Today, a number of local councils across England confront a similar fate. Six of them have so far declared bankruptcy, including Birmingham, the largest council in Europe. The Local Government Association believe as many as one in five could follow suit in the years ahead. The financing gap they face over the next two financial years alone is estimated at £4bn.

These problems have deep roots. Since 2010, the budgets of English councils have been cut by more than a quarter. Because they are required by statute to preserve certain services, including social care, the brunt of cuts has been felt in areas such as transport, housing and culture. To save money in Birmingham the council has dimmed the street lights.

In an echo of the earlier Greek experience, as a condition of government support, local councils have recently been asked to sell assets to help meet their financing needs. These assets sales have included car parks, town halls, parks and libraries. Since 2010, around 75,000 assets are estimated to have been sold by local councils, raising around £15bn. 

Facing this financial squeeze, some councils have gambled for redemption through risky commercial ventures. But with resources and commercial expertise in short supply, some of these investments have gone sour. Alongside tax rises and spending cuts, that now leaves councils facing the permanent loss of assets, often with cultural and civic significance.

There is another way — one that comes from investing in local assets, through an urban wealth fund, rather than selling them. This combines continuing public ownership of local assets with private sector management of them. It brings commercial expertise into local regeneration to boost the long-term value of public assets, while avoiding the loss of revenue associated with fire-sale privatisation.

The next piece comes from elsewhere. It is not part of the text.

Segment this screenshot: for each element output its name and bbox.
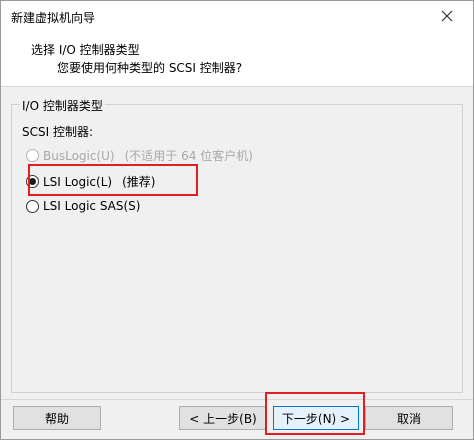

Measured at historic cost, the UK public sector owns non-financial assets of around £1tn, with ownership equally split between central and local government. Urban wealth funds would manage those assets on a pooled but local basis. They would do so to meet a range of objectives set by local government, which would retain ownership and an agreed share of future income, with the remainder going to the commercial developer.

These objectives would be part financial, part civic and environmental. The latter could include targets for housing, including affordable housing; for green spaces, to meet net zero objectives; and for cultural assets, such as libraries and museums, sports and leisure facilities, youth clubs and community centres. This avoids uncontrolled urban sprawl and makes citizen and environmental interests central to local regeneration. 

Local planning rules would be a potential barrier to such regeneration. But because this is public land being put to use in pursuit of a public purpose, a strong case could be made for a distinct public planning regime for urban wealth funds, which would fast-track and streamline existing planning rules.

The returns of this investment would be financial as well as civic. Let’s say half of public assets were placed in commercially-managed urban wealth funds, boosting their book value by a factor of two — a very conservative estimate. At an equally conservative rental yield of 5 per cent, that would deliver an income stream of £100bn each year for local councils, multiples of their current and prospective financial needs.    

While novel for the UK, this model is tried and tested internationally. It has been deployed successfully at a local level in a wide range of other countries, including Sweden, Germany, Denmark, Hong Kong, Singapore and the United States. Indeed, it has recently been trialled in the UK too, with Transport for London and Network Rail developing public land around the capital to create 20,000 new houses.

The answer to the financial plight facing English councils may be sitting under their noses. If central government could look beyond the end of theirs — ceding control to a set of local urban wealth funds — a high-income, housing-rich, net zero civic asset of huge potential could be unleashed. Without that, a further dimming of the lights or a Greek tragedy beckons.